The concept of citizen data scientists hinges around the differences between self-service users versus historical business intelligence users. According to Derek Strauss, the former CDO for TD Ameritrade, three personas traditionally made use of business intelligence and data warehousing:
These personas demanded a data warehouse that provided the same thing over and over again. It also by nature tended to contain less the sensitive data. Strauss also identifies two personas that were left out of traditional data warehousing and that he says have become the real internal drivers for self-service BI and data lakes.
Strauss claims that today for the first time we have the technology to addresses the needs of explorers and miners. These two populations are excited because data lakes provide them an opportunity to get fit-for-purpose assets and be directly involved in the data preparation process themselves. These folks do not require data in a fully curated state because they are looking for new patterns and signals that have yet to be hypothesized or discovered – they want to tell a story with data.
So why haven’t organizations embraced more explorers and miners now that they can be served? There are many reasons, but consider the business risk represented by more unauthorized proliferation of data as well as increasing regulatory requirements. Organizations trying to balance autonomy for its new data citizens while ensuring security and governance of information, clearly face a conundrum. Organizations struggle between the extremes of data anarchy and data tyranny when trying to understand how much freedom should be provided to this new emerging group of data citizens. But this struggle is unnecessary – technologies that intelligently understand data can simultaneously enable greater autonomy and control, providing the foundation for data democratization.
Well over 50% of self-service BI and data lake projects are in one way or another focused upon sales and marketing. Clearly, there is a race to drive customer intimacy so protecting data should not impact those trying to use it but business risk is created with a derived total view of customer. Typically, this includes the sensitivity of personally identifiable information (PII), social media data, purchase history, and the list goes on. This derived data is at risk even when the instance is a backroom experiment, as was discovered by Home Depot.
Data needs to be secure and easy to use in order to compliantly inspire consumer trust, discover relationships and apply predictive analytics to drive offers to existing and potential customers. Data scientists in particular want access to raw data without people or processes impeding their ability to reduce the time to new insights. The big challenge, therefore, is providing necessary access to information while maintaining appropriate privacy and confidentiality. Put another way, this needs to be about accelerating the time to value for data so the mantra needs to be, protect and enable.

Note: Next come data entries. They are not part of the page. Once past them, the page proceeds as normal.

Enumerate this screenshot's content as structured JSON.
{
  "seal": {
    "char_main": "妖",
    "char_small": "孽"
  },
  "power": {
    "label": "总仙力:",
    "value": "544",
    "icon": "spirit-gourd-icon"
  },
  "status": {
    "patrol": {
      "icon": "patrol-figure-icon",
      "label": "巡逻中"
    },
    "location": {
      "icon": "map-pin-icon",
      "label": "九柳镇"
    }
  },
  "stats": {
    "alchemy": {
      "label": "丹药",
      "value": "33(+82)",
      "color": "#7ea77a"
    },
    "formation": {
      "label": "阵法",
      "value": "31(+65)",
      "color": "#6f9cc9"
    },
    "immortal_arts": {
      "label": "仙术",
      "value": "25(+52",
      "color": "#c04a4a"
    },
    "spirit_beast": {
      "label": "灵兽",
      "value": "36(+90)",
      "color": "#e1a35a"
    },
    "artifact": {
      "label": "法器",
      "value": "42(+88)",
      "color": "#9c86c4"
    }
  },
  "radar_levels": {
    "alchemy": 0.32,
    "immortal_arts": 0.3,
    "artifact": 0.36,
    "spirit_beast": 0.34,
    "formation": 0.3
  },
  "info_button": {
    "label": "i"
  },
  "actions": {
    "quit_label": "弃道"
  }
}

What is needed to do this well? CIOs say security today needs to be systematic, with the ability to centrally govern data access and enforce protection policies across every location that data flows – at rest, in use, and in motion. They see protecting data itself throughout its lifecycle as essential to the success of self-service business intelligence models, regardless of the nature of data (structured, semi-structured, or unstructured) and irrespective of how it is stored (traditional database, a big data file system, or cloud based BI systems like Amazon RedShift).
So with miners and explorers we have a big opportunity to lower the cost of increasing the business relevance of the things that we measure. By enabling them to safely work together in what will effectively become the front end of business intelligence process, their collective efforts can be something organizations will use for competitive advantage and the benefit of their brand.